In the lamplight the fresh, untouched pages lay spread, each exciting with unread words printed up it in clear, fine type. Straight, thin red lines enclosed each oblong of printing, like the treasure it way, and outside the red lines were the page’s pure margins.
Near the bottom of the left-hand page was a short line in larger type: THE LOTOS-EATERs.
“Courage!” was the first word under that…
“Near the bottom of the left-hand page…” Yes, indeed.
And you know what else? My book is inscribed with the original owner’s name and the date.
Mrs Jennie Tuttle
From her Husband
Dec 25th 1882
Guess when Laura Ingalls received her volume of Tennyson.
Christmas 1881. Just one year earlier.
I strongly suspect it’s the very same edition.
Isn’t that fun?
Of course, L.M. Montgomery’s fictional Anne Shirley was a huge fan of Tennyson, too.
Based on the illustration in the book I’m just not sure that Elaine would have captured my fancy the way she did Anne’s. But then, Anne was a schoolgirl at least 100 years before I was. No doubt that makes a difference.
Another Anne reference to Tennyson ties in to my own heritage. Just yesterday I finished re-reading Anne’s House of Dreams as part of the #annewithanereadalong2018 on Instagram. There is a scene where Anne is visiting Captain Jim…

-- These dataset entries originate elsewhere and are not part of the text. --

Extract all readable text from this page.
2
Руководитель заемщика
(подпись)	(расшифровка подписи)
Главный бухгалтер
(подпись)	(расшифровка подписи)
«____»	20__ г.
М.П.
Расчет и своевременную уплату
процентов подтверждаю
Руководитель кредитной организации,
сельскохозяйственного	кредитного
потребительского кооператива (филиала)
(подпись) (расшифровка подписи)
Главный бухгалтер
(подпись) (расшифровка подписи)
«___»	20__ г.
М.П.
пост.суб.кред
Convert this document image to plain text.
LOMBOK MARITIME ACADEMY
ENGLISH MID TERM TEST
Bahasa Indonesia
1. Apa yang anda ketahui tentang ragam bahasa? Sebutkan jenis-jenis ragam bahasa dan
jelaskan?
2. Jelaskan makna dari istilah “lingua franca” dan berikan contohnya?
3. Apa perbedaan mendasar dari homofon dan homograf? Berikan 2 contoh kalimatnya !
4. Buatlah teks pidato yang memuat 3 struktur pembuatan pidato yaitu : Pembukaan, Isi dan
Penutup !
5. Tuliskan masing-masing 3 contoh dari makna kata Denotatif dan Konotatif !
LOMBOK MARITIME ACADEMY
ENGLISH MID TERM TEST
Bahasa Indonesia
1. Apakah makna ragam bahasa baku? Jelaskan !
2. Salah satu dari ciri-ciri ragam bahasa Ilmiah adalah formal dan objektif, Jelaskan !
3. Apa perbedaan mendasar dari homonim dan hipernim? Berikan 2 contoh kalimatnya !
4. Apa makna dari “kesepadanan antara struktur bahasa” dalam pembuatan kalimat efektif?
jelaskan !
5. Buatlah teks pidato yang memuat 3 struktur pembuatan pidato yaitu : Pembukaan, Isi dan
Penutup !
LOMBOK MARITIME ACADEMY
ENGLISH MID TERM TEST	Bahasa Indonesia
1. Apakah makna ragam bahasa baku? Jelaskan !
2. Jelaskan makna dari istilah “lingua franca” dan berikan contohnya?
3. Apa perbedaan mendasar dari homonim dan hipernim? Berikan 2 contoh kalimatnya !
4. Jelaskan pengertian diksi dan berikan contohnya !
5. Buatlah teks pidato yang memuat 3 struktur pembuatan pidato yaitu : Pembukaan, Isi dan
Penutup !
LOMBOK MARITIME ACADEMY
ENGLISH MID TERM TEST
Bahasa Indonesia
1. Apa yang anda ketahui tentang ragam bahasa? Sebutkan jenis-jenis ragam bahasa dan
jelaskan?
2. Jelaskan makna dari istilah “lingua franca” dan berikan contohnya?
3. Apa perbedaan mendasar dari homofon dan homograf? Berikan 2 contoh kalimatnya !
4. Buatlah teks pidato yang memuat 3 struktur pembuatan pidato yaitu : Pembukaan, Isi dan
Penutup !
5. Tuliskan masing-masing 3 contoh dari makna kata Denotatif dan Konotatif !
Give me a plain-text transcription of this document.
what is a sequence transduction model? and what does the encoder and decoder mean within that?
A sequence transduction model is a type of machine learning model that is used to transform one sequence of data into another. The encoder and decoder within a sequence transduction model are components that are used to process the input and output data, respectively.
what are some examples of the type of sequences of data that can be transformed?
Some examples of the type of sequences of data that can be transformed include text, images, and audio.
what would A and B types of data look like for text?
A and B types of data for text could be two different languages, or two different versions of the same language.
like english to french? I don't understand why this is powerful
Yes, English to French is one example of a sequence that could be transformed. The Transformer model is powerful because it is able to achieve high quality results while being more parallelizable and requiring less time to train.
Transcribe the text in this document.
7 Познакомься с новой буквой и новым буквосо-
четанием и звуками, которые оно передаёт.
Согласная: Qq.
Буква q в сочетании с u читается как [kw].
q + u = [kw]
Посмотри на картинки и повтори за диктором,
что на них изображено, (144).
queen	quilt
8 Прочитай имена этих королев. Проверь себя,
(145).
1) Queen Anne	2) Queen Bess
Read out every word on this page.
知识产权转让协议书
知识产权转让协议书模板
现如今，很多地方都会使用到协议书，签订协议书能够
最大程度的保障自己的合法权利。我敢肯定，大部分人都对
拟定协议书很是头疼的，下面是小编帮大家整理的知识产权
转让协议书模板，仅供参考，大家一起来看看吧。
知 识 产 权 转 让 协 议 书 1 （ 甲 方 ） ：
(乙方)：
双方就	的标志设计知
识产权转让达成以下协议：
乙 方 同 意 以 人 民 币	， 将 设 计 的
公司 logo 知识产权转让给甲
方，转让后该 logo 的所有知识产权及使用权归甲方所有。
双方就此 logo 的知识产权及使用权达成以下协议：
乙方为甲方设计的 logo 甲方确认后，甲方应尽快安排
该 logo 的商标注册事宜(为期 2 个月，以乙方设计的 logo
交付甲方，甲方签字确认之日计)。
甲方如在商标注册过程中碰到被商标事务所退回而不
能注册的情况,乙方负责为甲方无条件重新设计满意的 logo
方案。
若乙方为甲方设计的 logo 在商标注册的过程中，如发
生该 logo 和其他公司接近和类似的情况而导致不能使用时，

“…I heard you reading a piece of poetry one day last winter–one of Tennyson’s pieces. I’d sorter like to hear it again, if you could recite it for me.”
Softly and clearly, while the seawind blew in on them, Anne repeated the beautiful lines of Tennyson’s wonderful swan song–“Crossing the Bar.” The old captain kept time gently with his sinewy hand.
“Yes, yes, Mistress Blythe,” he said, when she had finished, “that’s it, that’s it. He wasn’t a sailor, you tell me–I dunno how he could have put an old sailor’s feelings into words like, if he wasn’t one. He didn’t want any ‘sadness o’ farewells’ and neither do I, Mistress Blythe–for all will be well with me and mine beyant the bar.”
While I’m not all that familiar with most of Tennyson’s poems I did know Crossing the Bar, having come across it several years ago on the memorial card for my Great-Grandaddy who passed away a few years before I was born.
The book I have isn’t indexed so I wasn’t able to find Crossing the Bar within the pages just by flipping through it. And who knows, maybe it was on one of the missing first 12 pages. However, I did find the full poem online, of course.
I think I need to get better acquainted with Alfred, Lord Tennyson. I’m feeling quite illiterate.